Preocupações com o transbordamento
O transbordamento da Barragem de Santa Maria expõe vulnerabilidades no sistema de abastecimento do Distrito Federal. Apesar da recuperação dos volumes de chuva, especialistas temem que eventos como esse se tornem mais frequentes devido às mudanças climáticas, podendo resultar em enchentes descontroladas. A Caesb, responsável pela gestão, integrou sistemas de abastecimento e reduziu perdas na distribuição, mas críticos argumentam que essas medidas não são suficientes para mitigar riscos maiores.

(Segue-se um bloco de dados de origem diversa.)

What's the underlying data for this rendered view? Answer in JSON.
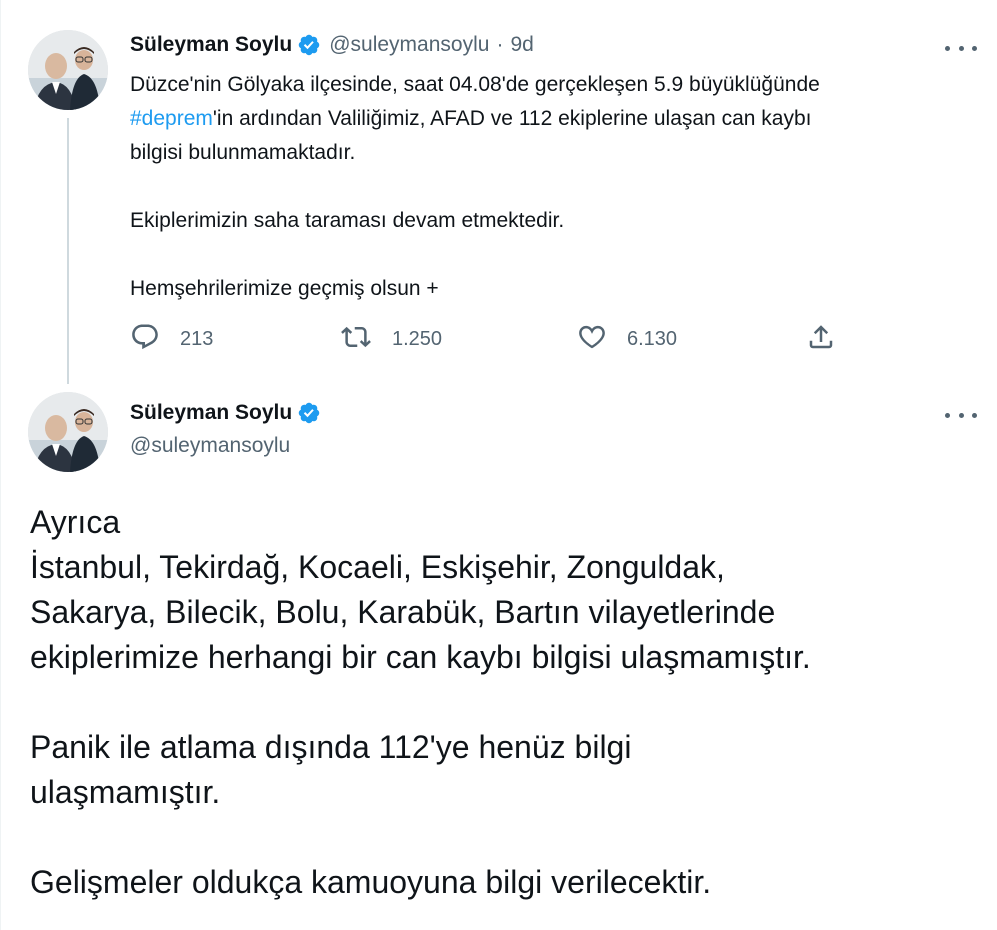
{
  "tweet1": {
    "author_name": "Süleyman Soylu",
    "handle": "@suleymansoylu",
    "separator": "·",
    "time": "9d",
    "text_line1": "Düzce'nin Gölyaka ilçesinde, saat 04.08'de gerçekleşen 5.9 büyüklüğünde",
    "hashtag": "#deprem",
    "text_line2_rest": "'in ardından Valiliğimiz, AFAD ve 112 ekiplerine ulaşan can kaybı",
    "text_line3": "bilgisi bulunmamaktadır.",
    "text_para2": "Ekiplerimizin saha taraması devam etmektedir.",
    "text_para3": "Hemşehrilerimize geçmiş olsun +",
    "reply_count": "213",
    "retweet_count": "1.250",
    "like_count": "6.130"
  },
  "tweet2": {
    "author_name": "Süleyman Soylu",
    "handle": "@suleymansoylu",
    "line1": "Ayrıca",
    "line2": "İstanbul, Tekirdağ, Kocaeli, Eskişehir, Zonguldak,",
    "line3": "Sakarya, Bilecik, Bolu, Karabük, Bartın vilayetlerinde",
    "line4": "ekiplerimize herhangi bir can kaybı bilgisi ulaşmamıştır.",
    "line5": "Panik ile atlama dışında 112'ye henüz bilgi",
    "line6": "ulaşmamıştır.",
    "line7": "Gelişmeler oldukça kamuoyuna bilgi verilecektir."
  },
  "icons": {
    "verified": "verified-badge-icon",
    "more": "more-options-icon",
    "reply": "reply-icon",
    "retweet": "retweet-icon",
    "like": "heart-icon",
    "share": "share-icon"
  },
  "colors": {
    "accent": "#1d9bf0",
    "text": "#0f1419",
    "secondary": "#536471",
    "thread_line": "#cfd9de"
  }
}
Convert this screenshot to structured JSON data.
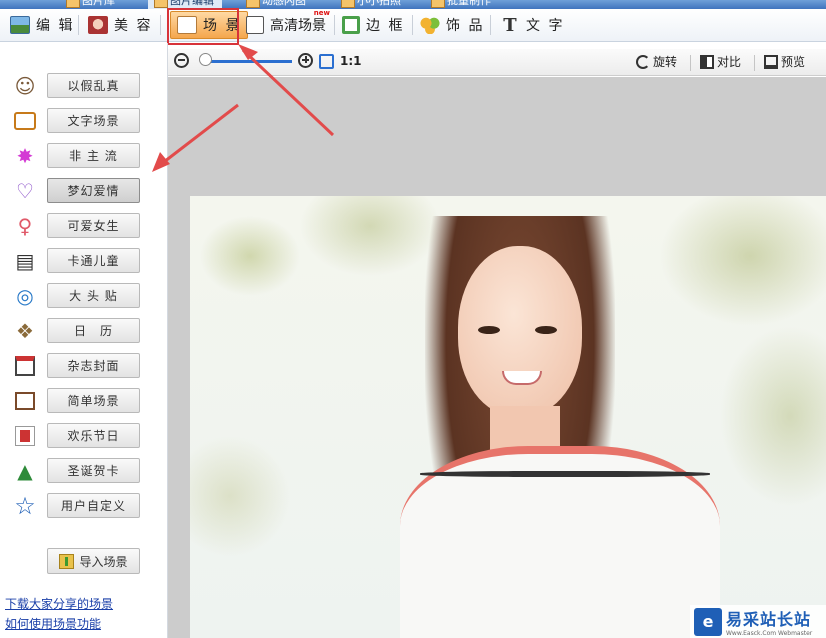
{
  "top_tabs": [
    "图片库",
    "图片编辑",
    "动感闪图",
    "小小拍照",
    "批量制作"
  ],
  "toolbar": {
    "items": [
      {
        "label": "编 辑",
        "icon": "landscape-icon"
      },
      {
        "label": "美 容",
        "icon": "face-icon"
      },
      {
        "label": "场 景",
        "icon": "scene-icon"
      },
      {
        "label": "高清场景",
        "icon": "hd-scene-icon",
        "badge": "new"
      },
      {
        "label": "边 框",
        "icon": "frame-icon"
      },
      {
        "label": "饰 品",
        "icon": "accessory-icon"
      },
      {
        "label": "文 字",
        "icon": "text-icon"
      }
    ]
  },
  "sidebar": {
    "categories": [
      {
        "label": "以假乱真",
        "icon": "mask-icon"
      },
      {
        "label": "文字场景",
        "icon": "text-scene-icon"
      },
      {
        "label": "非 主 流",
        "icon": "sparkle-icon"
      },
      {
        "label": "梦幻爱情",
        "icon": "heart-icon",
        "selected": true
      },
      {
        "label": "可爱女生",
        "icon": "female-icon"
      },
      {
        "label": "卡通儿童",
        "icon": "book-icon"
      },
      {
        "label": "大 头 贴",
        "icon": "avatar-icon"
      },
      {
        "label": "日　历",
        "icon": "calendar-dog-icon"
      },
      {
        "label": "杂志封面",
        "icon": "calendar-18-icon"
      },
      {
        "label": "简单场景",
        "icon": "easel-icon"
      },
      {
        "label": "欢乐节日",
        "icon": "spring-icon"
      },
      {
        "label": "圣诞贺卡",
        "icon": "tree-icon"
      },
      {
        "label": "用户自定义",
        "icon": "star-icon"
      }
    ],
    "import_label": "导入场景",
    "links": [
      "下载大家分享的场景",
      "如何使用场景功能"
    ]
  },
  "canvas_toolbar": {
    "ratio": "1:1",
    "rotate": "旋转",
    "compare": "对比",
    "preview": "预览",
    "zoom_level": 0.05
  },
  "watermark": {
    "title": "易采站长站",
    "subtitle": "Www.Easck.Com Webmaster"
  },
  "colors": {
    "highlight_red": "#d8333a",
    "selected_tool": "#f4a64d",
    "accent_blue": "#2b6fd0"
  }
}
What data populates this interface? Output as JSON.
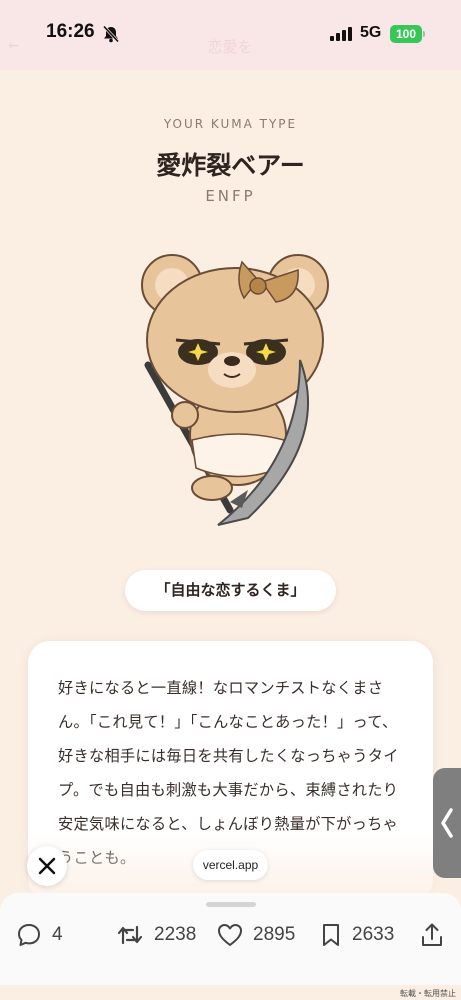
{
  "status_bar": {
    "time": "16:26",
    "network": "5G",
    "battery": "100",
    "ghost_title": "恋愛を",
    "ghost_back": "←"
  },
  "result": {
    "type_label": "YOUR KUMA TYPE",
    "type_name": "愛炸裂ベアー",
    "mbti": "ENFP",
    "catchphrase": "「自由な恋するくま」",
    "description": "好きになると一直線！なロマンチストなくまさん。「これ見て！」「こんなことあった！」って、好きな相手には毎日を共有したくなっちゃうタイプ。でも自由も刺激も大事だから、束縛されたり安定気味になると、しょんぼり熱量が下がっちゃうことも。"
  },
  "overlay": {
    "domain": "vercel.app",
    "close_icon": "close-icon",
    "side_handle_icon": "chevron-left-icon"
  },
  "actions": {
    "reply_count": "4",
    "repost_count": "2238",
    "like_count": "2895",
    "bookmark_count": "2633"
  },
  "footnote": "転載・転用禁止",
  "colors": {
    "background": "#fbeee3",
    "status_bar": "#f9e6e6",
    "battery": "#37c759",
    "bear_fur": "#e8c49a",
    "bow": "#c99a5e"
  }
}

A localização no Parque Nacional de Brasília, uma área preservada sem uso humano no entorno, agrava as preocupações ambientais. O excesso de água pode afetar ecossistemas locais, levando a erosões e perda de biodiversidade. Moradores do Distrito Federal expressam receio de que o transbordamento comprometa a resiliência hídrica da região a longo prazo.
Declarações da Caesb e implicações futuras
A Caesb atribui o transbordamento a ações positivas, como o aumento da capacidade de produção de água, mas o tom otimista contrasta com os perigos reais. O presidente da companhia destacou a qualidade da água, mas isso não elimina os desafios de gerenciamento em cenários de excesso hídrico.
“Santa Maria funciona como o nosso cofrinho. É uma brincadeira que a gente faz, porque o deixamos bastante cheio. A água do reservatório de Santa Maria é muito clara, muito limpa. Ele está no meio do Parque Nacional, onde não há uso humano no entorno, o que ajuda a preservar o reservatório e aumentar a resiliência do Distrito Federal”
Luis Antonio Reis, presidente da Caesb
Entretanto, esse episódio serve como alerta para falhas potenciais na infraestrutura, podendo levar a crises de abastecimento se não houver investimentos urgentes. A população do Distrito Federal deve se preparar para mais instabilidades, questionando a eficácia das estratégias atuais da Caesb.